Article Text
Abstract
Statement of Purpose Examine conventional versus innovative approaches to measuring environmental exposures posing violence risks during adolescents’ daily activities.
Methods/approach Using data from a case-control study of daily activities and assault injury among 283 10–24 years old males in Philadelphia, we compared participants’ exposure to 27 environmental risk factors using three Methods home address-based measurement (kernel density (KD)/inverse distance weighting (IDW)), minute-by-minute GIS activity path-based measurement (KD/IDW), and measured differences between actual and potential shortest trip paths (60 ft/660 ft buffers). First, we used R-squared to quantify the extent to which home address-based measures explained gold standard activity path-based measurement. Next, we divided participant’s activity paths into origin-destination segments and used intercept-only linear regressions to test for differences in environmental exposures along actual versus shortest potential trip paths.
Results Defining environmental exposures based on participant home address resulted in significant misclassification compared to activity path measures, with home address-based measures only partially explaining exposures (R-squared range: 0.05–0.81). Additionally, we found that participants’ actual trip paths often differed from shortest potential trip paths, and resulted in statistically significant differences in exposure to vandalism, narcotics arrests, disorderly conduct, public drunkenness, alcohol outlets, and vacant properties (p<0.05).
Conclusions Defining environmental exposures based on participant home address fails to fully account for individual variability in exposure levels accrued over daily activity. Participants often selected trip paths that differed from the shortest potential trip paths, resulting in statistically significant differences in calculated exposures.

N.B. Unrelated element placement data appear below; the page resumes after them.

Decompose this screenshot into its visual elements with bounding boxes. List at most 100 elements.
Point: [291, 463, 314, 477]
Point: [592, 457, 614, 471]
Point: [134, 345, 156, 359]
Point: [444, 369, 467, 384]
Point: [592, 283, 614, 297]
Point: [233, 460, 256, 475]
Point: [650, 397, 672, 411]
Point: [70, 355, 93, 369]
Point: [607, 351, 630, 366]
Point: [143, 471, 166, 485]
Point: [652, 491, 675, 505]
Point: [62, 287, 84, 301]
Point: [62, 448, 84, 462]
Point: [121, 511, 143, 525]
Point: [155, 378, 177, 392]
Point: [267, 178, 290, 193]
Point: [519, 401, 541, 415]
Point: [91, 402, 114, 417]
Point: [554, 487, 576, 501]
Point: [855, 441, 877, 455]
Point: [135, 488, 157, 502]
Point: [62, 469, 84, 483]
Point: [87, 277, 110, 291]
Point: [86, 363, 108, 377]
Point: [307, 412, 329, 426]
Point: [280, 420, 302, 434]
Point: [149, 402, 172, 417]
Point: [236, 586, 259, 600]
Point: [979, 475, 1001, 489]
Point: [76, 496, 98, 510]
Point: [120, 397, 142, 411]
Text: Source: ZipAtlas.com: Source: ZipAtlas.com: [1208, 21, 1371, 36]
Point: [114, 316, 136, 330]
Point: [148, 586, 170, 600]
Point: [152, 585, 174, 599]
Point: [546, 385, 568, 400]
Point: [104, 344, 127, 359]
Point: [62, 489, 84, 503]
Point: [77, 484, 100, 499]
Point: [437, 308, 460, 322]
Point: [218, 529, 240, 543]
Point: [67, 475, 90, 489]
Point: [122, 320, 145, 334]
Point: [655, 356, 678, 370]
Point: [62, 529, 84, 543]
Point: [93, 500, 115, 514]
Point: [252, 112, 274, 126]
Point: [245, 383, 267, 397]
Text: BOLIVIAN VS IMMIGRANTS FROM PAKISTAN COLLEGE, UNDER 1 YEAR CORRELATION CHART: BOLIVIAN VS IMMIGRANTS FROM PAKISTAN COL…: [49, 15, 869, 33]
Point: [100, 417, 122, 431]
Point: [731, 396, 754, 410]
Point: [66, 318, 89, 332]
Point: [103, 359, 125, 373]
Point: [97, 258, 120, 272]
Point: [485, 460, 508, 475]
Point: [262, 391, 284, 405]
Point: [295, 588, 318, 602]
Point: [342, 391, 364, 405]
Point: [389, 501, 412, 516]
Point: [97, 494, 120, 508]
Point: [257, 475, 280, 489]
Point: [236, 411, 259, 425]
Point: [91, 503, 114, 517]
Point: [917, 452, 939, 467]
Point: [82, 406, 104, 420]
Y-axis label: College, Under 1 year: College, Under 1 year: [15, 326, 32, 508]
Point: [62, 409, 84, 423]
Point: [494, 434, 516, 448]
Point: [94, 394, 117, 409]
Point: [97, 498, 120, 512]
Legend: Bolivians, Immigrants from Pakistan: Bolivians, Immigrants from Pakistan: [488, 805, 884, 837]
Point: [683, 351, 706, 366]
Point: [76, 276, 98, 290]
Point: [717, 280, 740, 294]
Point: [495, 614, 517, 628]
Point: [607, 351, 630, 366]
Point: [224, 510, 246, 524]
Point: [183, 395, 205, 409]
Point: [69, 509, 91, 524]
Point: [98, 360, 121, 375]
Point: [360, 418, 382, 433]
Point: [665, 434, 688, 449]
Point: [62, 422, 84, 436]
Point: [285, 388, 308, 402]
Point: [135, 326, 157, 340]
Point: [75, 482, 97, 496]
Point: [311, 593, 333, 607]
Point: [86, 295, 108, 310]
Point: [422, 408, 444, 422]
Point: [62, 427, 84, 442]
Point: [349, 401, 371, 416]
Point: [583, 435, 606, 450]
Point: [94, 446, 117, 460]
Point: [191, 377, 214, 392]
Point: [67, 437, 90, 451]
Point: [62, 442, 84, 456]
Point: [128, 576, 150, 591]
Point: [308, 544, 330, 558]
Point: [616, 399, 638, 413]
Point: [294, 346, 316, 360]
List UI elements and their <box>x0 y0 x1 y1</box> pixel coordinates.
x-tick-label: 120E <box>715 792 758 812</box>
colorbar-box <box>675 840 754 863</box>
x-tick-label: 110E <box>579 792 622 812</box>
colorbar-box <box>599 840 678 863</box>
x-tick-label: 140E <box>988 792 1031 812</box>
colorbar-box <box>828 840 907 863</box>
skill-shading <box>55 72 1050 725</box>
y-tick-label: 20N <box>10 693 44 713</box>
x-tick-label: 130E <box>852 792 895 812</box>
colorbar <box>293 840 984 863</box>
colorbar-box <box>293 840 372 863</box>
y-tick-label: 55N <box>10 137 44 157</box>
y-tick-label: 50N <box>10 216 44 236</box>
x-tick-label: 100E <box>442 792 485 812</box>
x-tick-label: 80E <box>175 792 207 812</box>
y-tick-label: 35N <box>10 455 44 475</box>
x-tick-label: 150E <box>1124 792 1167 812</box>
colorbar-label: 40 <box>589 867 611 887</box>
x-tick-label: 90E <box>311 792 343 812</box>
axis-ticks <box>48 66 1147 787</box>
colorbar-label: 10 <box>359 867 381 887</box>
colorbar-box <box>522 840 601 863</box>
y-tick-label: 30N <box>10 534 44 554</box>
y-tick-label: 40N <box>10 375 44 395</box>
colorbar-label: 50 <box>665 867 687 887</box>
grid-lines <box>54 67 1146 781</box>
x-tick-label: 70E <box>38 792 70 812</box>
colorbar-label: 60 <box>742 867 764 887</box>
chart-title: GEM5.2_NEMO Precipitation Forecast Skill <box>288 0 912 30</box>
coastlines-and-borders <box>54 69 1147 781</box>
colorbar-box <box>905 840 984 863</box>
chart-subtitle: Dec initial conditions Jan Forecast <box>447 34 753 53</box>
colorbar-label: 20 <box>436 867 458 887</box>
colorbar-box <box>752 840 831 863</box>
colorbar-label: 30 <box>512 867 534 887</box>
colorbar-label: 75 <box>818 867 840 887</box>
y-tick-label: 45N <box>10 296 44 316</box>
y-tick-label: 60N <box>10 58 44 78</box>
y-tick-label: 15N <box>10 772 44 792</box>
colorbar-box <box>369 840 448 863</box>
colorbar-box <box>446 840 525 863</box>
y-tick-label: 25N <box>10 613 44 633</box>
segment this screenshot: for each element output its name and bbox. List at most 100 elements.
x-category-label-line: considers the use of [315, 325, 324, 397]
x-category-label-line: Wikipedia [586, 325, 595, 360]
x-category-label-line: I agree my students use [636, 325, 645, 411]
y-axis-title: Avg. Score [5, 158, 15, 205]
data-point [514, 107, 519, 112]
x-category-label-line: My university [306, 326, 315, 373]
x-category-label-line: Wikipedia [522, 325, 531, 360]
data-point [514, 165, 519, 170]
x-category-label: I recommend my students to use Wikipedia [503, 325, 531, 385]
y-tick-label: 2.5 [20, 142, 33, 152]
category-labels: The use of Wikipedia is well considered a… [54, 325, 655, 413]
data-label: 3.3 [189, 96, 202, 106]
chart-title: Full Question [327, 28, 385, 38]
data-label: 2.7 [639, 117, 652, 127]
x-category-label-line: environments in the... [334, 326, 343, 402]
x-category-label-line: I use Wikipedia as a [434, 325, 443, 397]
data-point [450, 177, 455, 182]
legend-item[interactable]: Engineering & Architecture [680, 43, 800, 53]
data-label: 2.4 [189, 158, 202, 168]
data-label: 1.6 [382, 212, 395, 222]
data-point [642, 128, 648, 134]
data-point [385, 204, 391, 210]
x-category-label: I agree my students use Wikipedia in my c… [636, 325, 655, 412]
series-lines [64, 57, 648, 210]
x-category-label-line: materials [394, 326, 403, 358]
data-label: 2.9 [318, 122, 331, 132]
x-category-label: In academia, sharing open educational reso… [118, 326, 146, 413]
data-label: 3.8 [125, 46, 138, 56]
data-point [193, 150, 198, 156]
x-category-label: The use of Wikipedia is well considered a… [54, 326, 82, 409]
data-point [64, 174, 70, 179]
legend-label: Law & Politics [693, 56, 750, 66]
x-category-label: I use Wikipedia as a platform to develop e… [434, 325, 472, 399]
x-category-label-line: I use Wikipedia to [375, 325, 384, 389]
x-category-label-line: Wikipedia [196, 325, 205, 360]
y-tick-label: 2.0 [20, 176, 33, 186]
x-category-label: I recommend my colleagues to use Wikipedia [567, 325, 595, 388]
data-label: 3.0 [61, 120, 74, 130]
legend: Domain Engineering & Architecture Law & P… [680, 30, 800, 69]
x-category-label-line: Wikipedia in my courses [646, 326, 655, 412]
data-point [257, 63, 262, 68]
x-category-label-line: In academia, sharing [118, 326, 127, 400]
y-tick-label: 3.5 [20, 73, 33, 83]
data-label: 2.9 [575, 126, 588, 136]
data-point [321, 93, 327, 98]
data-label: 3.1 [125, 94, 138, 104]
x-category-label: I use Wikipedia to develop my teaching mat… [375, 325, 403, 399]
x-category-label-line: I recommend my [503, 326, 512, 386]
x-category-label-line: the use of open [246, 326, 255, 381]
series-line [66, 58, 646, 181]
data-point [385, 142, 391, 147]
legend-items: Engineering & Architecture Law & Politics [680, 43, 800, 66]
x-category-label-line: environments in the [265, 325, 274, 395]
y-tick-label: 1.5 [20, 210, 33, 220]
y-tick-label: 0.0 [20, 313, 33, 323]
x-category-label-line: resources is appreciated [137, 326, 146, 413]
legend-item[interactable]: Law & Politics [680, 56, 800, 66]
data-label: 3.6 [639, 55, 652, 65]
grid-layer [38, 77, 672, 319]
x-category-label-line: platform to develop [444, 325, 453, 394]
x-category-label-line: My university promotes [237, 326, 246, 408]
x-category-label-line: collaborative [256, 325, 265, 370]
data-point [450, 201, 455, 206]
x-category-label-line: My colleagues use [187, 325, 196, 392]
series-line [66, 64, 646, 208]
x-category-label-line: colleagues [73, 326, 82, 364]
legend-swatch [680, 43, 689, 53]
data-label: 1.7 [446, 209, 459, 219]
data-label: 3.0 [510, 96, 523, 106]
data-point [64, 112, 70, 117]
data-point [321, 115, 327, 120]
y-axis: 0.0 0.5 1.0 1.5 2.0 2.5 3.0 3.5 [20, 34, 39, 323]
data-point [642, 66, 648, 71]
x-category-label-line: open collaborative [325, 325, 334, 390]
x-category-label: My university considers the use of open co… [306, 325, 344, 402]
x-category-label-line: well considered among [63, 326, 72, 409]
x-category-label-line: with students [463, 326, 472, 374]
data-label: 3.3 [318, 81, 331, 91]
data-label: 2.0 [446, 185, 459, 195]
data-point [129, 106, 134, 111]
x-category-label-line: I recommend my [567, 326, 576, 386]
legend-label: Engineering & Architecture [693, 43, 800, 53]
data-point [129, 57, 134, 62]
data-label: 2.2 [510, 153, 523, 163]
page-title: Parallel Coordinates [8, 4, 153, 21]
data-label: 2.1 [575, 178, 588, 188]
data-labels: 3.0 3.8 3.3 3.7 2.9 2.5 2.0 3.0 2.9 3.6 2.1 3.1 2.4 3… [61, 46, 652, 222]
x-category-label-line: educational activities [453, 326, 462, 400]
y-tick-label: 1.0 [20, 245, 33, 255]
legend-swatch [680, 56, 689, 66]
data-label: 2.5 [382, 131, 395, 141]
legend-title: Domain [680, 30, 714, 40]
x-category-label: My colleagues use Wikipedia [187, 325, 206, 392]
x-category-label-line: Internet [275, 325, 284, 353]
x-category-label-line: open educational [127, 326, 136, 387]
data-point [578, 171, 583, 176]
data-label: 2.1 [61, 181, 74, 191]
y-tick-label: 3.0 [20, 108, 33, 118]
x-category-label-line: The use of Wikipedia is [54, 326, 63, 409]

Significance/Contribution to Injury and Violence Prevention Science Selecting among different methods for ascribing environmental risk factors to measure participants’ experiences can yield different exposure estimates, and impair our ability to accurately assess associations between environmental exposures and violence. Future research on how environments relate to injury outcomes can utilise the innovative spatial methods explored herein to measure exposures more accurately for a given hypothesis.